Welcher Laptop, sollte nicht zu teuer sein, schafft es Wordl of Tanks min. in 50Fps dar zu stellen ?


----------



## Research (13. April 2014)

*AW: Notebook für World of Tanks*

Auflösung, Einstellungen?


----------



## Mr.Ultimo (15. April 2014)

*AW: Notebook für World of Tanks*

was heist nicht teuer ? muss er neu sein ? geht auch gebraucht ?


----------



## Magesun (15. April 2014)

Hallo,
Habe die gleiche frage ...
WoT auf 1920-1080 , sehr hohe einstellungen , 50-60 fps , welches Geraet schaft das?
Preis bis 1100-1200 (17 zoll am besten)


----------



## ASD_588 (16. April 2014)

*AW: Notebook für World of Tanks*

50fps mit einen bezahlbaren notebook bei voll aufgedrehter grafik u. HD puhhh schwierig da wot kein richtiges multicore kann.


----------



## Magesun (16. April 2014)

Da haben Sie recht , wenns so einfach waere wurde ich nicht nachfragen)
was ist mit lenovo y510p mit gt 755m sli modus?

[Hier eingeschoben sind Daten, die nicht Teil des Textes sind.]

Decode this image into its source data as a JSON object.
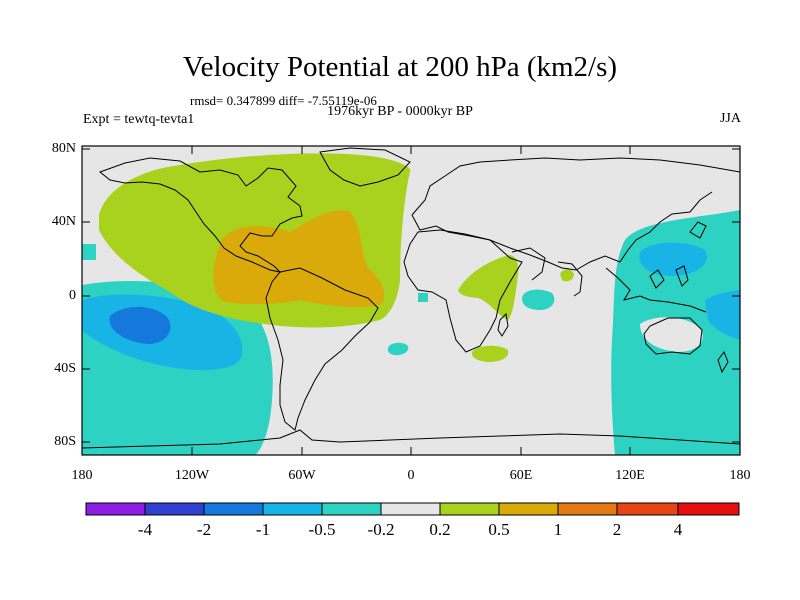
{
  "header": {
    "title": "Velocity Potential at 200 hPa (km2/s)",
    "stats": "rmsd= 0.347899 diff= -7.55119e-06",
    "experiment": "Expt = tewtq-tevta1",
    "period": "1976kyr BP - 0000kyr BP",
    "season": "JJA"
  },
  "axes": {
    "lat_labels": [
      "80N",
      "40N",
      "0",
      "40S",
      "80S"
    ],
    "lon_labels": [
      "180",
      "120W",
      "60W",
      "0",
      "60E",
      "120E",
      "180"
    ]
  },
  "colorbar": {
    "levels": [
      "-4",
      "-2",
      "-1",
      "-0.5",
      "-0.2",
      "0.2",
      "0.5",
      "1",
      "2",
      "4"
    ],
    "colors": [
      "#8c1ee6",
      "#2f3fd1",
      "#1478dc",
      "#19b4e6",
      "#2ed2c2",
      "#e6e6e6",
      "#a8d21e",
      "#d9aa0a",
      "#e47a14",
      "#e64614",
      "#e60f0f"
    ]
  },
  "palette": {
    "neutral": "#e6e6e6",
    "positive_weak": "#a8d21e",
    "positive_mid": "#d9aa0a",
    "negative_weak": "#2ed2c2",
    "negative_mid": "#19b4e6",
    "negative_strong": "#1478dc"
  }
}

Habe noch ein Laptop im auge , mit i5 , 2,8 ghz (dual core) , gt 750m ? Die sind zwar 15'6" aber am Ende wurde ich so eins kaufen wenns mit 50 fps geklappt haette.
Wollte vor einige Zeit ein msi gs70 kaufen (habe gehort das wot mit hohe einstellungen bei dem laptop geht) aber habe mir anders uberlegt (ein bekannte hat so ein gekauft , kurze zeit spaeter wieder verkauft weil beim spielen sehr hohe temperaturen gehabt hat)


----------



## Research (17. April 2014)

*AW: Notebook für World of Tanks*

Eher unwahrscheinlich, meines mit Intel 2670Qm und HD6990, ehemalig High-End, schafft nur mit stark reduzierten Details 60 FPS, die aber nicht konstant.

http://www.youtube.com/watch?v=klT_5JEyC1g
http://www.youtube.com/watch?v=5oOM-MHK318

Versuchs mal damit: http://www.mysn.de/detail.asp?KategorienOrder=010;020;015;010&bestellnr=XMG-P704
http://www.mysn.de/detail.asp?KategorienOrder=010;020;015;007&bestellnr=XMG-P503
http://www.mysn.de/detail.asp?KategorienOrder=010;020;015;020&bestellnr=XMG-P504


----------